L’économie capitaliste américaine est inconciliable avec la tempérance économique qui a caractérisé la construction des systèmes sociaux et États-providence d’après-guerre. Certes, on pourrait argumenter que ces derniers ont de toute façon perdu une partie de leur signification, mais ce serait trop simple puisque nos systèmes sociaux ont quant à eux conservé leurs principaux attributs, tant en matière d’aide aux ménages que d’éducation et de revenus différés associés aux pertes d’emplois et aux retraites.

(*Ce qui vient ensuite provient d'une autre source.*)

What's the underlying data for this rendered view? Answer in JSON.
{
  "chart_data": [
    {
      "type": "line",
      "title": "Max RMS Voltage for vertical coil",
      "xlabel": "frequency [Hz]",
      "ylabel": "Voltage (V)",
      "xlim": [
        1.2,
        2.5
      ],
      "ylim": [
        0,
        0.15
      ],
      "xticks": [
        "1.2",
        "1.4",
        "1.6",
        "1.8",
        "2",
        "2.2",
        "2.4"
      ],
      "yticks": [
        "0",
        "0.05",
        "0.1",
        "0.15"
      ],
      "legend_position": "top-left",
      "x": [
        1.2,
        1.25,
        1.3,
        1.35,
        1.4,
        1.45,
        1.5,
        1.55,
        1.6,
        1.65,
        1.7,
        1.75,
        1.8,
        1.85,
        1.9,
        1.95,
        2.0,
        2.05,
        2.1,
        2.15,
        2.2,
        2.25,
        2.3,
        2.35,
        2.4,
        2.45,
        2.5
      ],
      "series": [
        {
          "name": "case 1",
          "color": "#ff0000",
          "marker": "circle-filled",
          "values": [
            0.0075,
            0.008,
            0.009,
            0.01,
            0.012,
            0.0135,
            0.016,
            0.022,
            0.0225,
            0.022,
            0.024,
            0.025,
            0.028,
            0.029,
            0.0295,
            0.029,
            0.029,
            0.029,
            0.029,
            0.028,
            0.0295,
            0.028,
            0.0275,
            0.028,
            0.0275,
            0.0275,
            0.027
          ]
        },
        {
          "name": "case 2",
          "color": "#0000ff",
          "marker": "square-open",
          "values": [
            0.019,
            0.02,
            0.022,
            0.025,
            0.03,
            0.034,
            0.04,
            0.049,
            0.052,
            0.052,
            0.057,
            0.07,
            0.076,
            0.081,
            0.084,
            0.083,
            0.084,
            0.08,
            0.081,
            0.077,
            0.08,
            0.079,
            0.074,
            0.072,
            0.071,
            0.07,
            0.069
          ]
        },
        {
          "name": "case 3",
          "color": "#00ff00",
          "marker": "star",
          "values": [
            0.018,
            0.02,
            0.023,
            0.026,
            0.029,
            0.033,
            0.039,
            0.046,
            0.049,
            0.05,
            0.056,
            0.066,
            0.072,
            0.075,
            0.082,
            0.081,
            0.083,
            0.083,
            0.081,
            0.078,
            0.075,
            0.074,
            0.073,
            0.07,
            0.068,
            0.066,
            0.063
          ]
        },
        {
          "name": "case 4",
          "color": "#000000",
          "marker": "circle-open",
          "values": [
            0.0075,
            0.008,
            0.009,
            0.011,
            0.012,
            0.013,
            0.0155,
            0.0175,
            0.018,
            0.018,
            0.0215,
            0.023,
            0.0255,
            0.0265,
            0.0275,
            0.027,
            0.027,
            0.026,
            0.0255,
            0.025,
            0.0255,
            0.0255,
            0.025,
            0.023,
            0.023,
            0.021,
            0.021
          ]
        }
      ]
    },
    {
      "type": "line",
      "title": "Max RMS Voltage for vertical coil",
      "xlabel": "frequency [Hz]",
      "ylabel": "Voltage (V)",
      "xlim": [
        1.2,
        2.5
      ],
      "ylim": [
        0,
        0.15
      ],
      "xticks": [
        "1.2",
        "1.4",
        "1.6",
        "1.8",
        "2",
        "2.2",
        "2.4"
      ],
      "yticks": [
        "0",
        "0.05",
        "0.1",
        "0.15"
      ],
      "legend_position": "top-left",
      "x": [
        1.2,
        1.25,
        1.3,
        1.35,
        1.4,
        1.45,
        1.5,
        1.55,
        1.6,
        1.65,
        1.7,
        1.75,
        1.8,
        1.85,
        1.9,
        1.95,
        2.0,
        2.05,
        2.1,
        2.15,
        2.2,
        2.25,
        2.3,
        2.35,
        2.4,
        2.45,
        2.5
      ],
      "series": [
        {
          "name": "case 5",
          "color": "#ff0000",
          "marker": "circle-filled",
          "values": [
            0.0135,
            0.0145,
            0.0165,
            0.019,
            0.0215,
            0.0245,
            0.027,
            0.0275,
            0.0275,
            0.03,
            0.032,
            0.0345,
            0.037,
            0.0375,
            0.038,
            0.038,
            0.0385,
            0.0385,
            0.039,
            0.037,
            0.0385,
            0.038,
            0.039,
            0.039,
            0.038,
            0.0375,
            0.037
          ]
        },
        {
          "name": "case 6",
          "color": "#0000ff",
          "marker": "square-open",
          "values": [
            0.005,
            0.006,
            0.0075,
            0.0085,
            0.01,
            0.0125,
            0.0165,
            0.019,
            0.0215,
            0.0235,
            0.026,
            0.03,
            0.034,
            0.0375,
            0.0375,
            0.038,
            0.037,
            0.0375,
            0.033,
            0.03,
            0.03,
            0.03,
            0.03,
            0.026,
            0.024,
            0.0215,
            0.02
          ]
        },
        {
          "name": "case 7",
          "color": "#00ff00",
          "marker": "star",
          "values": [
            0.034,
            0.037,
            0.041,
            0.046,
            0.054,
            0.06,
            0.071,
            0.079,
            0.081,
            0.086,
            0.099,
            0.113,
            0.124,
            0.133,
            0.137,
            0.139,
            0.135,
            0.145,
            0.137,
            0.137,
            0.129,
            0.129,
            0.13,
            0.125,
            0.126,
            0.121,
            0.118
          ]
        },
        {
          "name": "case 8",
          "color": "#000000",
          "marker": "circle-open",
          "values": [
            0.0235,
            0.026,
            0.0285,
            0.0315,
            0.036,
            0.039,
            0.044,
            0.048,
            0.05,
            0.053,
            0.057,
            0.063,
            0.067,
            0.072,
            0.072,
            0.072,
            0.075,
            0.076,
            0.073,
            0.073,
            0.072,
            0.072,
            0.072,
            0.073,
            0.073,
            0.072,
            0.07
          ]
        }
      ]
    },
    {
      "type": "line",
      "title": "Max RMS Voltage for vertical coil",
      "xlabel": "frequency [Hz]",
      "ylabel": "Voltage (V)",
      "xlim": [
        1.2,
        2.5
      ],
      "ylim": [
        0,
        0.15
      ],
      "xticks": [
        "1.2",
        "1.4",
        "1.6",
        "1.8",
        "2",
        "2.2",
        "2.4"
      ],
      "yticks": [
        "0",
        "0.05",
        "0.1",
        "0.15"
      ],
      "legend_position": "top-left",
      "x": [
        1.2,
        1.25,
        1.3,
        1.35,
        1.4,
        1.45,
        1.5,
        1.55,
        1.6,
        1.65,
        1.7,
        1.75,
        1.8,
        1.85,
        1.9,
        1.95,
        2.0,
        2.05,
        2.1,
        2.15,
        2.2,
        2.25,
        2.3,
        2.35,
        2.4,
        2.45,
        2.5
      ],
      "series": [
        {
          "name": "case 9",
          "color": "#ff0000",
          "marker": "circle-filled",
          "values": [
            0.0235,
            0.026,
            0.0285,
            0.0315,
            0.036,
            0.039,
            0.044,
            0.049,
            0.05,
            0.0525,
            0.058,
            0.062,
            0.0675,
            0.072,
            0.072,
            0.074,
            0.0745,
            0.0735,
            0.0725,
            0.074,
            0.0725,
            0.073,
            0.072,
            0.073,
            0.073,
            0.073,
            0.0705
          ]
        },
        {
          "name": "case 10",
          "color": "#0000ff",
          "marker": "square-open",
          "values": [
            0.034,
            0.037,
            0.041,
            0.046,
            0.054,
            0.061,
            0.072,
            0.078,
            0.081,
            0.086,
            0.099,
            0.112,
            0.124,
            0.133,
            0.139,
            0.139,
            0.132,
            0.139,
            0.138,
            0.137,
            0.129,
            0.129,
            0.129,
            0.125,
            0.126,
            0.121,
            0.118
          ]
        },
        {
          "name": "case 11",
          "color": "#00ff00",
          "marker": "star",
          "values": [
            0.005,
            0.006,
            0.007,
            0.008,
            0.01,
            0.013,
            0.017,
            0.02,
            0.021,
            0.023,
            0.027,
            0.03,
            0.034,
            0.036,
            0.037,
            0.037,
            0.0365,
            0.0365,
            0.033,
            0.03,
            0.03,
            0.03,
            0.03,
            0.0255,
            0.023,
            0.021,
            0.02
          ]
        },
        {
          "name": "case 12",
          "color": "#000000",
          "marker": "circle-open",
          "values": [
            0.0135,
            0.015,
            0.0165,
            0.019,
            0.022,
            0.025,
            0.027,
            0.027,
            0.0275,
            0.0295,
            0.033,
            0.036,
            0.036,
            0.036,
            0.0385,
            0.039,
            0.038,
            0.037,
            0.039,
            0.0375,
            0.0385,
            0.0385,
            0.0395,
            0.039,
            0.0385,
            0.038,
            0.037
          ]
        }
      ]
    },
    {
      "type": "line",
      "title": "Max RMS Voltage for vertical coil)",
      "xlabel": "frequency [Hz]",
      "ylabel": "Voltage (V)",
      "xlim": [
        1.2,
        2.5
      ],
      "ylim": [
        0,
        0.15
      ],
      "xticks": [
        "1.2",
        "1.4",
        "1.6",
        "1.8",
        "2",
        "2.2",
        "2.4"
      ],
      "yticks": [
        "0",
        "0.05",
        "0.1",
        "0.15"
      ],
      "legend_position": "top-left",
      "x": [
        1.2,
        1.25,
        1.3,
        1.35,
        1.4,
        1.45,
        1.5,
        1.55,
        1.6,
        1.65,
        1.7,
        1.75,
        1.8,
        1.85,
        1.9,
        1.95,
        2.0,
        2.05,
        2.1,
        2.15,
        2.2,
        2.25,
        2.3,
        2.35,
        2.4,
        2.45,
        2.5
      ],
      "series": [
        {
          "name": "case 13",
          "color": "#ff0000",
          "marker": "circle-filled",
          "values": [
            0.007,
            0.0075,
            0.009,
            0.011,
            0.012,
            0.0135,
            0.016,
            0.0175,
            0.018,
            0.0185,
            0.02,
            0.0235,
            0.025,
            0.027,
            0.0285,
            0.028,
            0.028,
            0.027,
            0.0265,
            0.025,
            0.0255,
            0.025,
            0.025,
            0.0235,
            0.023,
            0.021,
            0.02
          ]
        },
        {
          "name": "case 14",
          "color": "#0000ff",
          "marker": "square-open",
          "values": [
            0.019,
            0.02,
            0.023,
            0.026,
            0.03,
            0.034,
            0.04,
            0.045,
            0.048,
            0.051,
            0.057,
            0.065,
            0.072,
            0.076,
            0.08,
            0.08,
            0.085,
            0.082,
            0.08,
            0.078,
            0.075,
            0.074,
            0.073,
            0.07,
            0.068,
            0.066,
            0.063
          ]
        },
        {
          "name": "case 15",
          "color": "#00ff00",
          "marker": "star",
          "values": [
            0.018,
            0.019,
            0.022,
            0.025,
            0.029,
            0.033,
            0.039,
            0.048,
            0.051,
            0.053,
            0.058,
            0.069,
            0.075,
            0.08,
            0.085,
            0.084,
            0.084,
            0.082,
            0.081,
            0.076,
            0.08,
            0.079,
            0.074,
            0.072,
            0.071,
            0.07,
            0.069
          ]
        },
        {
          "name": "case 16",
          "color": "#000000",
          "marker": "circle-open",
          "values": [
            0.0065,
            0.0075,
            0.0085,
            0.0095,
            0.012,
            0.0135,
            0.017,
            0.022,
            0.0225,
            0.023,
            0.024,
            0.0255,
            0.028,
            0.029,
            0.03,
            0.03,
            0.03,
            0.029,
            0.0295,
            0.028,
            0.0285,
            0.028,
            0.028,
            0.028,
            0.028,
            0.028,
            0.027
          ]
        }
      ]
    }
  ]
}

C’est l’instabilité du capitalisme américain qui se révèle au premier chef incompatible avec la stabilité temporelle associée aux États-providence européens. En effet, l’attribut originel du modèle néo-libéral anglo-saxon est l’absence de tout ancrage fixe si ce n’est son propre cheminement aléatoire.

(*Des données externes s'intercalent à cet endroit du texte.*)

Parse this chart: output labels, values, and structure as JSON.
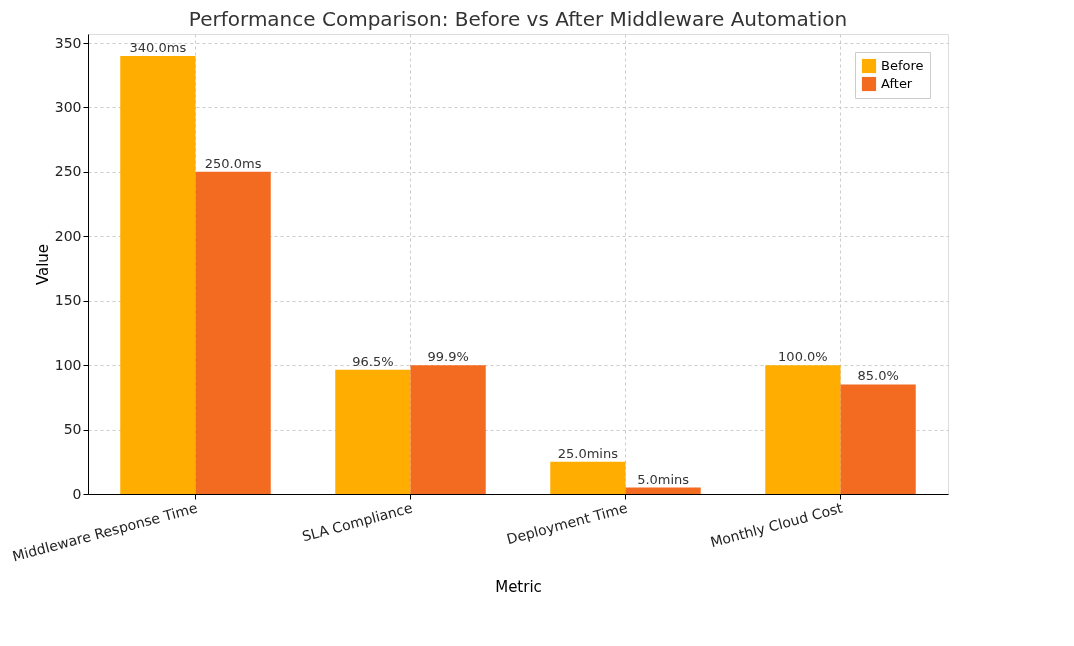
{
  "chart_data": {
    "type": "bar",
    "title": "Performance Comparison: Before vs After Middleware Automation",
    "xlabel": "Metric",
    "ylabel": "Value",
    "categories": [
      "Middleware Response Time",
      "SLA Compliance",
      "Deployment Time",
      "Monthly Cloud Cost"
    ],
    "series": [
      {
        "name": "Before",
        "color": "#ffad00",
        "values": [
          340,
          96.5,
          25,
          100
        ],
        "value_labels": [
          "340.0ms",
          "96.5%",
          "25.0mins",
          "100.0%"
        ]
      },
      {
        "name": "After",
        "color": "#f26b21",
        "values": [
          250,
          99.9,
          5,
          85
        ],
        "value_labels": [
          "250.0ms",
          "99.9%",
          "5.0mins",
          "85.0%"
        ]
      }
    ],
    "ylim": [
      0,
      357
    ],
    "yticks": [
      0,
      50,
      100,
      150,
      200,
      250,
      300,
      350
    ],
    "grid": true,
    "legend": "top right"
  }
}
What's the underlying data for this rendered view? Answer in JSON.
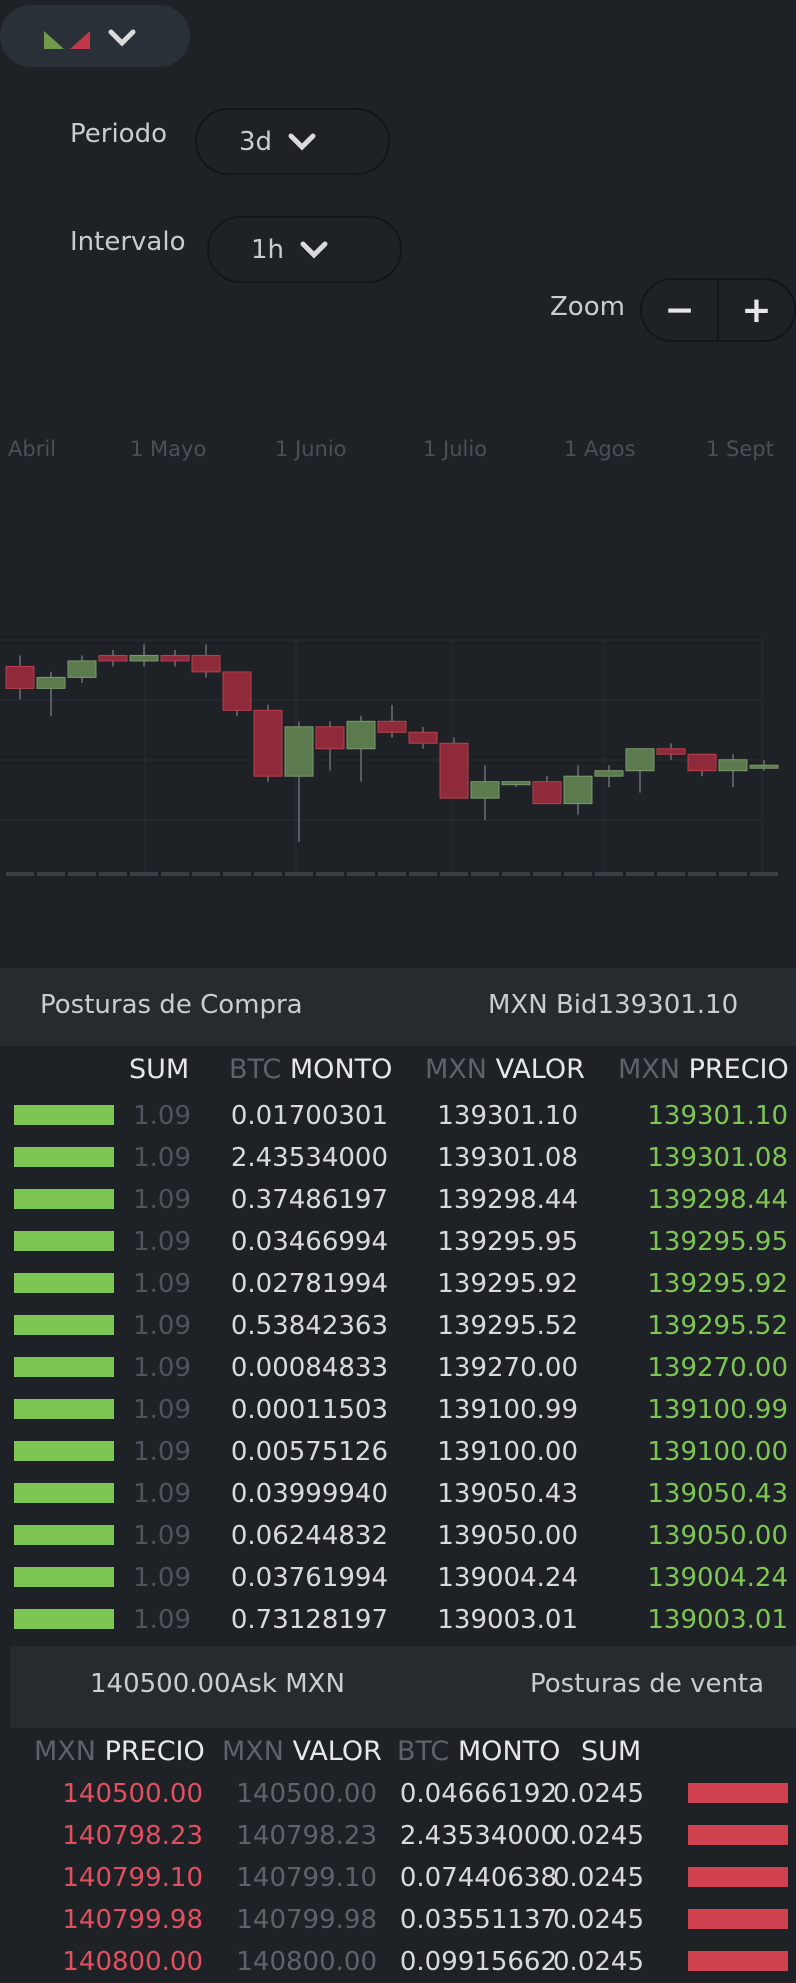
{
  "controls": {
    "periodo_label": "Periodo",
    "periodo_value": "3d",
    "intervalo_label": "Intervalo",
    "intervalo_value": "1h",
    "zoom_label": "Zoom",
    "zoom_minus": "−",
    "zoom_plus": "+"
  },
  "chart": {
    "months": [
      "Abril",
      "1 Mayo",
      "1 Junio",
      "1 Julio",
      "1 Agos",
      "1 Sept"
    ],
    "colors": {
      "up": "#5b7a4e",
      "down": "#8e2a3a",
      "grid": "#2a2f35"
    }
  },
  "chart_data": {
    "type": "candlestick",
    "x_ticks": [
      "Abril",
      "1 Mayo",
      "1 Junio",
      "1 Julio",
      "1 Agos",
      "1 Sept"
    ],
    "candles": [
      {
        "o": 58,
        "c": 54,
        "h": 60,
        "l": 52
      },
      {
        "o": 54,
        "c": 56,
        "h": 57,
        "l": 49
      },
      {
        "o": 56,
        "c": 59,
        "h": 60,
        "l": 55
      },
      {
        "o": 60,
        "c": 59,
        "h": 61,
        "l": 58
      },
      {
        "o": 59,
        "c": 60,
        "h": 62,
        "l": 58
      },
      {
        "o": 60,
        "c": 59,
        "h": 61,
        "l": 58
      },
      {
        "o": 60,
        "c": 57,
        "h": 62,
        "l": 56
      },
      {
        "o": 57,
        "c": 50,
        "h": 57,
        "l": 49
      },
      {
        "o": 50,
        "c": 38,
        "h": 51,
        "l": 37
      },
      {
        "o": 38,
        "c": 47,
        "h": 48,
        "l": 26
      },
      {
        "o": 47,
        "c": 43,
        "h": 48,
        "l": 39
      },
      {
        "o": 43,
        "c": 48,
        "h": 49,
        "l": 37
      },
      {
        "o": 48,
        "c": 46,
        "h": 51,
        "l": 45
      },
      {
        "o": 46,
        "c": 44,
        "h": 47,
        "l": 43
      },
      {
        "o": 44,
        "c": 34,
        "h": 45,
        "l": 34
      },
      {
        "o": 34,
        "c": 37,
        "h": 40,
        "l": 30
      },
      {
        "o": 37,
        "c": 37,
        "h": 37,
        "l": 36
      },
      {
        "o": 37,
        "c": 33,
        "h": 38,
        "l": 33
      },
      {
        "o": 33,
        "c": 38,
        "h": 40,
        "l": 31
      },
      {
        "o": 38,
        "c": 39,
        "h": 40,
        "l": 36
      },
      {
        "o": 39,
        "c": 43,
        "h": 43,
        "l": 35
      },
      {
        "o": 43,
        "c": 42,
        "h": 44,
        "l": 41
      },
      {
        "o": 42,
        "c": 39,
        "h": 42,
        "l": 38
      },
      {
        "o": 39,
        "c": 41,
        "h": 42,
        "l": 36
      },
      {
        "o": 40,
        "c": 40,
        "h": 41,
        "l": 39
      }
    ]
  },
  "bids": {
    "title": "Posturas de Compra",
    "bid_label": "MXN Bid139301.10",
    "columns": {
      "sum": "SUM",
      "monto_cur": "BTC",
      "monto": "MONTO",
      "valor_cur": "MXN",
      "valor": "VALOR",
      "precio_cur": "MXN",
      "precio": "PRECIO"
    },
    "rows": [
      {
        "sum": "1.09",
        "monto": "0.01700301",
        "valor": "139301.10",
        "precio": "139301.10"
      },
      {
        "sum": "1.09",
        "monto": "2.43534000",
        "valor": "139301.08",
        "precio": "139301.08"
      },
      {
        "sum": "1.09",
        "monto": "0.37486197",
        "valor": "139298.44",
        "precio": "139298.44"
      },
      {
        "sum": "1.09",
        "monto": "0.03466994",
        "valor": "139295.95",
        "precio": "139295.95"
      },
      {
        "sum": "1.09",
        "monto": "0.02781994",
        "valor": "139295.92",
        "precio": "139295.92"
      },
      {
        "sum": "1.09",
        "monto": "0.53842363",
        "valor": "139295.52",
        "precio": "139295.52"
      },
      {
        "sum": "1.09",
        "monto": "0.00084833",
        "valor": "139270.00",
        "precio": "139270.00"
      },
      {
        "sum": "1.09",
        "monto": "0.00011503",
        "valor": "139100.99",
        "precio": "139100.99"
      },
      {
        "sum": "1.09",
        "monto": "0.00575126",
        "valor": "139100.00",
        "precio": "139100.00"
      },
      {
        "sum": "1.09",
        "monto": "0.03999940",
        "valor": "139050.43",
        "precio": "139050.43"
      },
      {
        "sum": "1.09",
        "monto": "0.06244832",
        "valor": "139050.00",
        "precio": "139050.00"
      },
      {
        "sum": "1.09",
        "monto": "0.03761994",
        "valor": "139004.24",
        "precio": "139004.24"
      },
      {
        "sum": "1.09",
        "monto": "0.73128197",
        "valor": "139003.01",
        "precio": "139003.01"
      }
    ]
  },
  "asks": {
    "title": "Posturas de venta",
    "ask_label": "140500.00Ask MXN",
    "columns": {
      "precio_cur": "MXN",
      "precio": "PRECIO",
      "valor_cur": "MXN",
      "valor": "VALOR",
      "monto_cur": "BTC",
      "monto": "MONTO",
      "sum": "SUM"
    },
    "rows": [
      {
        "precio": "140500.00",
        "valor": "140500.00",
        "monto": "0.04666192",
        "sum": "0.0245"
      },
      {
        "precio": "140798.23",
        "valor": "140798.23",
        "monto": "2.43534000",
        "sum": "0.0245"
      },
      {
        "precio": "140799.10",
        "valor": "140799.10",
        "monto": "0.07440638",
        "sum": "0.0245"
      },
      {
        "precio": "140799.98",
        "valor": "140799.98",
        "monto": "0.03551137",
        "sum": "0.0245"
      },
      {
        "precio": "140800.00",
        "valor": "140800.00",
        "monto": "0.09915662",
        "sum": "0.0245"
      }
    ]
  }
}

Il déstabilise les facteurs de production avec la même volatilité qu’un cours de bourse, cours qui reflète lui-même des anticipations antagonistes sur le futur. Nous retrouvons dans ce rapport au temps une friction entre le travail et le capital. Lorsque le capital exprime sa valeur par l’actualisation de spéculations financières (c’est-à-dire en ramenant la valeur hypothétique du futur au présent, avec un facteur de risque), c’est bien de l’optique comptable anglo-saxonne qu’il s’agit. Celle-ci s’oppose à la conception européenne qui déploie le travail, comme une créance, mettant en rapport les rémunérations et les résultats réalisés (c’est-à-dire en basant les investissements sur des richesses effectivement obtenues).
C’est dans l’opposition de ces modèles que se situe, pour partie, le foyer d’amertume et de rancœur des populations européennes qui, jusqu’alors, étaient baignées dans le sécurisant concept de l’État-providence et qui font désormais face à des forces de marché de nature anglo-saxonne (tels les GAFA) que leurs gouvernements ne semblent plus parvenir à encadrer.
Au reste, lorsque certains avancent que le populisme s’étend aux États-Unis et en Europe, il faut remarquer que sa nature est fondamentalement différente. Le populisme américain a conduit un milliardaire à la Présidence de son pays tandis que le populisme européen est de nature profondément travailliste.